Query Rewriting — RAG Systems: Part 2 (Chapter 6)

Query rewriting transforms user queries to better match document vocabulary and structure. Real users ask questions with informal language; documents use precise terminology. Query rewriting bridges this gap.

Why Query Rewriting Is Necessary

Users don't speak the language of your documents. A user might ask "Can I expense my client lunch?" while documents say "Business meal expenditures require pre-approval for amounts exceeding $50 per person." The vocabulary is mismatched even though the semantic content overlaps.

Embedding models handle some vocabulary mismatch through semantic generalization, but they have limits. A financial report embedding doesn't necessarily connect "profit" with "net income" in task-specific ways. Domain jargon often appears in documents but not in training data for general embedding models.

Query Rewriting with LLMs

The most effective approach uses an LLM to reformulate the query. The LLM understands both the user's intent and typical document phrasing:

from langchain_openai import ChatOpenAI
from langchain.prompts import PromptTemplate
from langchain_core.output_queries import RunnableGeneratingOutputParser

QUERY_REWRITE_TEMPLATE = """You are a query reformulation assistant for a RAG system.
The user asked: {query}

Your task is to reformulate this query to match how information is typically written in formal documents.
Consider:
1. Technical terminology the documents might use
2. Complete phrases instead of abbreviations or informal speech
3. Topic-complete queries (what concept is the user actually asking about?)

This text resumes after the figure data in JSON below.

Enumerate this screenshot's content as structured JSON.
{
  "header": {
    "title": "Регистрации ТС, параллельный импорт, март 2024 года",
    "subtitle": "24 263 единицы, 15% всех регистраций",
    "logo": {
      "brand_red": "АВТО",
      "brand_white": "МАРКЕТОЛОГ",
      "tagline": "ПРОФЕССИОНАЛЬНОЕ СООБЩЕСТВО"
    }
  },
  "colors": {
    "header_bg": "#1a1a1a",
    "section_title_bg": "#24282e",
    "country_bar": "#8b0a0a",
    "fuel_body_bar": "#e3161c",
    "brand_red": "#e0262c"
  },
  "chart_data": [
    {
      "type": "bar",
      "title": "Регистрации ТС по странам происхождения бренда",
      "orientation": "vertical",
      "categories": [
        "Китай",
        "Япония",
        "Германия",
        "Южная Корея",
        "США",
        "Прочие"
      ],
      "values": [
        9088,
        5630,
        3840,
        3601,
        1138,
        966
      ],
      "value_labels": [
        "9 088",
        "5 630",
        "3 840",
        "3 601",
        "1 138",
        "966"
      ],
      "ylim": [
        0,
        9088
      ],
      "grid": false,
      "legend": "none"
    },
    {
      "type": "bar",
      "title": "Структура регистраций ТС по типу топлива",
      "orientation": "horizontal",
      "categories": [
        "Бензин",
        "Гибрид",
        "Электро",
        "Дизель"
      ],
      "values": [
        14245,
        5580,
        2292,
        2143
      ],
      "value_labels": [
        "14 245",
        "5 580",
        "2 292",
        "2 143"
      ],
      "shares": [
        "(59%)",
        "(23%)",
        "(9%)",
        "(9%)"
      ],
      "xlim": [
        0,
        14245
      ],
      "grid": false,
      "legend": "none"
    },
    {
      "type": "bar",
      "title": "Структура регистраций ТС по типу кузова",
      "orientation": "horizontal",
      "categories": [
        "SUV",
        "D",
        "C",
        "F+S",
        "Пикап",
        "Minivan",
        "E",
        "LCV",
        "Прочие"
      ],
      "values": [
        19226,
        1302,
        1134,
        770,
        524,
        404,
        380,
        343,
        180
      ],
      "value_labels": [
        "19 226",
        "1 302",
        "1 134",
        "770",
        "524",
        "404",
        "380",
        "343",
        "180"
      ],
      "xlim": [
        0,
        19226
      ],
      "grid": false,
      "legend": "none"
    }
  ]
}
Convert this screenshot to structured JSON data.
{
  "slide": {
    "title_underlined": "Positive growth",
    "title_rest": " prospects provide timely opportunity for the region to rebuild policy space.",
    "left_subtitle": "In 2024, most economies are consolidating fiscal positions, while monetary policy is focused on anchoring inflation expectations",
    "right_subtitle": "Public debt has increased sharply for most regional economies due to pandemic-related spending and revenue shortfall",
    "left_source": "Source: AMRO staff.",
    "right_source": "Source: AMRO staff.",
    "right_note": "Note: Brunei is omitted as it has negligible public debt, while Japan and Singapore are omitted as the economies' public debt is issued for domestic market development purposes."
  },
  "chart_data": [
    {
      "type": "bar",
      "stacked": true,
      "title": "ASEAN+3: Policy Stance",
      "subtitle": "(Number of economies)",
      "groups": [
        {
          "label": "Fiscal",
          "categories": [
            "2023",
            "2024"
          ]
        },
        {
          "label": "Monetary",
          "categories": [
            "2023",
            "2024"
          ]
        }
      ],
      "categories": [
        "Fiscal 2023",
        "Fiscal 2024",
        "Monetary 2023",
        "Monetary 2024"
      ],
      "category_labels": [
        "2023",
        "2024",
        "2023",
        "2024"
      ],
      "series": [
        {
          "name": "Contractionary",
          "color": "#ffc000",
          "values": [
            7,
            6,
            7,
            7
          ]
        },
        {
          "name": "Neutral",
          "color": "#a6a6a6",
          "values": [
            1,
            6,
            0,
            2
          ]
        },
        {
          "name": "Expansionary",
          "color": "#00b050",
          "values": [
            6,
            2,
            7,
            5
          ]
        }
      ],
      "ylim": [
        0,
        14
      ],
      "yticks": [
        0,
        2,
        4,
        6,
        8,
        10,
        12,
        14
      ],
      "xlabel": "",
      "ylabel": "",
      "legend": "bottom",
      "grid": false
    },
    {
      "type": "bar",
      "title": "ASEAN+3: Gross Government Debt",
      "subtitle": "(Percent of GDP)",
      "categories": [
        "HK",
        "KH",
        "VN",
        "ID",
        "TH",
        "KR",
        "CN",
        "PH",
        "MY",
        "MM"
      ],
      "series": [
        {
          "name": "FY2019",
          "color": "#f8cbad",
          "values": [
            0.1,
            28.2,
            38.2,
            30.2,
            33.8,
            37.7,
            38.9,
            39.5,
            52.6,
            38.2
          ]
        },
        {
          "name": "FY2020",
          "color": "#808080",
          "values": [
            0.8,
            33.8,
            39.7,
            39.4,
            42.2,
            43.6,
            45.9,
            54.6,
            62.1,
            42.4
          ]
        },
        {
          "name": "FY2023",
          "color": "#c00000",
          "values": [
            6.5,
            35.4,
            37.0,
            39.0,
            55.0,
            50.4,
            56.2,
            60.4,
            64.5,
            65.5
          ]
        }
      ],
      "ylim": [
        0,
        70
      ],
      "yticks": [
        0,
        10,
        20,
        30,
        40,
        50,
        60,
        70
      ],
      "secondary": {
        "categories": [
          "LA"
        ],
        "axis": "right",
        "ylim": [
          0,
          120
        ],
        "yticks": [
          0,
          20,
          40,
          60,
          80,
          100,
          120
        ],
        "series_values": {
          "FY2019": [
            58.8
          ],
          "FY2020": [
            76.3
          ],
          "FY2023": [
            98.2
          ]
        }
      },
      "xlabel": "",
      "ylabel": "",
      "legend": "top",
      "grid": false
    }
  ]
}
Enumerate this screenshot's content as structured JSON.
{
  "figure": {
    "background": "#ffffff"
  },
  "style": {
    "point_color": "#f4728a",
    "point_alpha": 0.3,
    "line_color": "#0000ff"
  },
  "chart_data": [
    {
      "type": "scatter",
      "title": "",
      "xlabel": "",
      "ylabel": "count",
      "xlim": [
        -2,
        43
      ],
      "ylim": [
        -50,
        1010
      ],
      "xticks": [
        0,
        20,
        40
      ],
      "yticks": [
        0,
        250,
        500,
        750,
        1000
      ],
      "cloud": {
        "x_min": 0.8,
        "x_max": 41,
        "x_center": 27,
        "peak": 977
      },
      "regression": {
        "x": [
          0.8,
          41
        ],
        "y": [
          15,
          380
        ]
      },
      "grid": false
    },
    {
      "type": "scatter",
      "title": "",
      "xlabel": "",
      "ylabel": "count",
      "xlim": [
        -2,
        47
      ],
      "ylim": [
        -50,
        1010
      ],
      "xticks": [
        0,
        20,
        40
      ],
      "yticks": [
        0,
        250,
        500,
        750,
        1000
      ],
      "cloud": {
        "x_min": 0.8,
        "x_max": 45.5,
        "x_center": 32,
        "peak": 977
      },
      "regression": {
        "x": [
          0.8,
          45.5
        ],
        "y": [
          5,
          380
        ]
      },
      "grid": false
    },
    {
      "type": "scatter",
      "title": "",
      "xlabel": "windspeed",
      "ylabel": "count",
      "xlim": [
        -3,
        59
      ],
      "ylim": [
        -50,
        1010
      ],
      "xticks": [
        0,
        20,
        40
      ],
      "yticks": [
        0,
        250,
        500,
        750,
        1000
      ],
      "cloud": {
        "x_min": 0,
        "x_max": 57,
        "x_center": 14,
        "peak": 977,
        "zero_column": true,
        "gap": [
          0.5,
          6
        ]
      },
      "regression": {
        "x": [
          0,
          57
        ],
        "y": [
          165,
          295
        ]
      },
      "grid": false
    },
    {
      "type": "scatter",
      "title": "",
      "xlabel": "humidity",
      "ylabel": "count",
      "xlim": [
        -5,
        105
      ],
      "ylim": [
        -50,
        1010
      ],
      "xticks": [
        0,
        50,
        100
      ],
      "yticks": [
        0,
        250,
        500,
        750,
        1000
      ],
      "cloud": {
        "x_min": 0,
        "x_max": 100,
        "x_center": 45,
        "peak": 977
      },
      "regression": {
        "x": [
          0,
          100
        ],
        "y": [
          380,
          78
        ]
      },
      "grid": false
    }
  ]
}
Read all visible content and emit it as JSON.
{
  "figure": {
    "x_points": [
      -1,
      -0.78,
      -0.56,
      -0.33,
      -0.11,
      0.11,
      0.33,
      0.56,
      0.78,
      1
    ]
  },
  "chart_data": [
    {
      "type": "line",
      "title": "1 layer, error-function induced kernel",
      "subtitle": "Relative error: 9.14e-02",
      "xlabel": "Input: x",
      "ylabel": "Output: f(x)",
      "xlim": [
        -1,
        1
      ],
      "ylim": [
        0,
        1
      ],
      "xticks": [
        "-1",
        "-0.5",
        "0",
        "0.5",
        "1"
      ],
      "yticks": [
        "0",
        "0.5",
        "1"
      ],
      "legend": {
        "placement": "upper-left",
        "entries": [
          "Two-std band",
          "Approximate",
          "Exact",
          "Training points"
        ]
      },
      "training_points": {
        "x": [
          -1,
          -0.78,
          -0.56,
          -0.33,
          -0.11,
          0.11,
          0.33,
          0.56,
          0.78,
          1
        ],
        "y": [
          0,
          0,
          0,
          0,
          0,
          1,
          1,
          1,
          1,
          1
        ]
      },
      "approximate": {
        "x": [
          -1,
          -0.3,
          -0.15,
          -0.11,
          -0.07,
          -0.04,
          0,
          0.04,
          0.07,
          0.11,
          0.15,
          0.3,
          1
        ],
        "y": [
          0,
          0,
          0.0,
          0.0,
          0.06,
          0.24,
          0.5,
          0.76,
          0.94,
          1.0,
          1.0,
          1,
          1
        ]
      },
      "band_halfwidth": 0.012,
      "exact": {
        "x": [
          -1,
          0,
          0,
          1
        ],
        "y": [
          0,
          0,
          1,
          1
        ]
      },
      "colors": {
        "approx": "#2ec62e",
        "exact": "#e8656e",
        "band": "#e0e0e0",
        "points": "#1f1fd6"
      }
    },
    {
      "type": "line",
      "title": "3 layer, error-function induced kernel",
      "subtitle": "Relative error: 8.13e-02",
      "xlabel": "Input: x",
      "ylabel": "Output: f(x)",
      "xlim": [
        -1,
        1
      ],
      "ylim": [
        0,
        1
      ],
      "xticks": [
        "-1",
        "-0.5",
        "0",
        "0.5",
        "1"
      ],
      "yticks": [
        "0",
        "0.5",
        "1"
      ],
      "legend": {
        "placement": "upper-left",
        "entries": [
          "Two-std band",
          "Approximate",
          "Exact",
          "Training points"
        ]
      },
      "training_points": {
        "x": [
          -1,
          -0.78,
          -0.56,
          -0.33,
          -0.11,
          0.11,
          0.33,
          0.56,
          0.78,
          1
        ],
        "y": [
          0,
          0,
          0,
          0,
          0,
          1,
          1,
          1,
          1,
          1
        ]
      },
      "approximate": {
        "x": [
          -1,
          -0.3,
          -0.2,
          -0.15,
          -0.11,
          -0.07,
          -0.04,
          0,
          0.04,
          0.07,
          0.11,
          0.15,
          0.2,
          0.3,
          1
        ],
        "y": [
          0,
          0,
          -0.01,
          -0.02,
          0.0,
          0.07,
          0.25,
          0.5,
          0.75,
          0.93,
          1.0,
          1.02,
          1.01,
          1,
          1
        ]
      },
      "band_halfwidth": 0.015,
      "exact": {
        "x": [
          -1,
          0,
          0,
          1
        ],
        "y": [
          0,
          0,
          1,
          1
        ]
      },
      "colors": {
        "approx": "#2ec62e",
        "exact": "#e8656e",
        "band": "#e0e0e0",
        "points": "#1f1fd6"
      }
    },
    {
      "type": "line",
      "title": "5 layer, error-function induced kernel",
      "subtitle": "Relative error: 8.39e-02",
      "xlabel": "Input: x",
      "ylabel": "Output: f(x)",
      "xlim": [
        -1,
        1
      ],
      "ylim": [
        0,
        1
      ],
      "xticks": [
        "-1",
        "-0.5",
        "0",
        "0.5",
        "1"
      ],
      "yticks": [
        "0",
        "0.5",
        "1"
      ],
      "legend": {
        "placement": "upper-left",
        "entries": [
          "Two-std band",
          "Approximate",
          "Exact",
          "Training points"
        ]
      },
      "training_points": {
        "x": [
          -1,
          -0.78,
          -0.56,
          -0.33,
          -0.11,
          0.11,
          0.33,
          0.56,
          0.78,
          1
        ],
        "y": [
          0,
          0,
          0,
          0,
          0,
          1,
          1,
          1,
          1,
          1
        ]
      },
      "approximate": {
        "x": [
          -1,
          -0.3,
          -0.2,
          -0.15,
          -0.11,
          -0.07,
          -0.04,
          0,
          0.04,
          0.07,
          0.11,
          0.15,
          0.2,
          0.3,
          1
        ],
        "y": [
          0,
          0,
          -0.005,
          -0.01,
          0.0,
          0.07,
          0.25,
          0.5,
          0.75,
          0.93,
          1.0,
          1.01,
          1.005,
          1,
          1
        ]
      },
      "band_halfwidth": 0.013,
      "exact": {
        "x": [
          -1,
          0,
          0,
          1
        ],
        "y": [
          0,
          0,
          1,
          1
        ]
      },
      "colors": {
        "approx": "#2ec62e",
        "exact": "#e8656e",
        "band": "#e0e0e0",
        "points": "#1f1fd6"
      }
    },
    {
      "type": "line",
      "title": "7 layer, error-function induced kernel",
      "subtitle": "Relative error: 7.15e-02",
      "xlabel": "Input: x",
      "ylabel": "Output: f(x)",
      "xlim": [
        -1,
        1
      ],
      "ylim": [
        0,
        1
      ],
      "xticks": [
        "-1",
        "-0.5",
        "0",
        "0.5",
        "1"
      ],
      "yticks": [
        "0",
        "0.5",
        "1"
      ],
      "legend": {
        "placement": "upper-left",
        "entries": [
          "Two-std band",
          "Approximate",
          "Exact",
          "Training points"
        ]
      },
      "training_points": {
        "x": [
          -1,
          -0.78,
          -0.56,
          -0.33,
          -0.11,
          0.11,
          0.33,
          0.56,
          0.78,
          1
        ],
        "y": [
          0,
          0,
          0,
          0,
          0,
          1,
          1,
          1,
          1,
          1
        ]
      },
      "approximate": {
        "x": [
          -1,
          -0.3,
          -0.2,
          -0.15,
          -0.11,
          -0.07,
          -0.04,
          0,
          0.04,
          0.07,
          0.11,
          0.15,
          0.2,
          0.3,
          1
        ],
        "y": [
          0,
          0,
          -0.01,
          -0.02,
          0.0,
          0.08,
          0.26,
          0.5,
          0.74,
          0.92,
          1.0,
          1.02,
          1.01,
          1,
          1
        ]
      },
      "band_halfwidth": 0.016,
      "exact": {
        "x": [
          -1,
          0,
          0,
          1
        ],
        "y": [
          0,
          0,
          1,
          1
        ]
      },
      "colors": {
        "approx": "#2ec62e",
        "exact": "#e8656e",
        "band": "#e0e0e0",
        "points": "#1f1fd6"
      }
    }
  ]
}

Generate 2-3 alternative reformulations that are semantically equivalent but phrased differently.
Output each reformulation on a new line.
"""

llm = ChatOpenAI(model="gpt-4o", temperature=0.3)
rewrite_prompt = PromptTemplate.from_template(QUERY_REWRITE_TEMPLATE)
rewrite_chain = rewrite_prompt | llm

def rewrite_query(query):
    response = rewrite_chain.invoke({"query": query})
    reformulations = [line.strip() for line in response.content.split('\n') if line.strip()]
    return reformulations

# Example usage
original = "Can I expense my client dinner?"
reformulations = rewrite_query(original)
# Output might include:
# - "Business meal expenditure policy and pre-approval requirements"
# - "Client dinner expense reimbursement limits"
# - "Business entertainment expense guidelines"

Query Expansion vs. Query Rewriting

Query rewriting and query expansion are related but distinct:

Query rewriting produces a single alternative query that better matches documents. The goal is better retrieval, not necessarily exploring multiple angles.

Query expansion produces multiple queries exploring different aspects of the original question. The goal is to capture breadth when the user's question might map to multiple document sections.

Query rewriting is typically more precise; query expansion is typically higher recall. Use rewriting when the user's question is clear but vocabulary-mismatched. Use expansion when the user's question is broad or ambiguous.

def expand_query(query, llm):
    """Generate multiple queries exploring different aspects."""
    expansion_prompt = """Given this user query: {query}
    
    Generate 4-5 different search queries that explore different aspects or interpretations of this question.
    Each query should be a complete, self-contained question that someone might ask.
    Focus on different angles, clarifications, or related concepts.
    
    Output each query on a new line."""
    
    response = llm.invoke(expansion_prompt.format(query=query))
    queries = [line.strip() for line in response.content.split('\n') if line.strip()]
    return queries

# Example
original = "What are the benefits?"
expansion = expand_query(original)
# Output might include:
# - "Standard employee benefits package"
# - "Health insurance coverage details"
# - "Retirement and 401k matching policy"
# - "PTO and leave policies"
# - "Professional development benefits"

HyDE: Hypothetical Document Embeddings

HyDE (Hypothetical Document Embeddings) takes a different approach: it generates a hypothetical document that would answer the query, then embeds that (doesn't use it directly) for retrieval.

from langchain_openai import ChatOpenAI
from langchain_core.output_parsers import StrOutputParser

hyde_prompt = """Generate a hypothetical passage that directly answers this question.
The passage should be written as if it were extracted from a relevant document.
Include specific details, terminology, and structure typical of formal documents.

Question: {query}

Hypothetical passage:"""

hyde_chain = hyde_prompt | ChatOpenAI(model="gpt-4o", temperature=0.5) | StrOutputParser()

def hyde_retrieve(query, vectorstore, embedder):
    # Generate hypothetical document
    hypothetical_doc = hyde_chain.invoke({"query": query})
    
    # Embed the hypothetical (not query) and retrieve
    doc_embedding = embedder.embed_documents([hypothetical_doc])[0]
    results = vectorstore.similarity_search_by_vector(doc_embedding, k=10)
    
    return results, hypothetical_doc

HyDE works because the generated document contains vocabulary and phrasing similar to real documents. The embedding model then retrieves actual documents that are vector-similar to this generated content.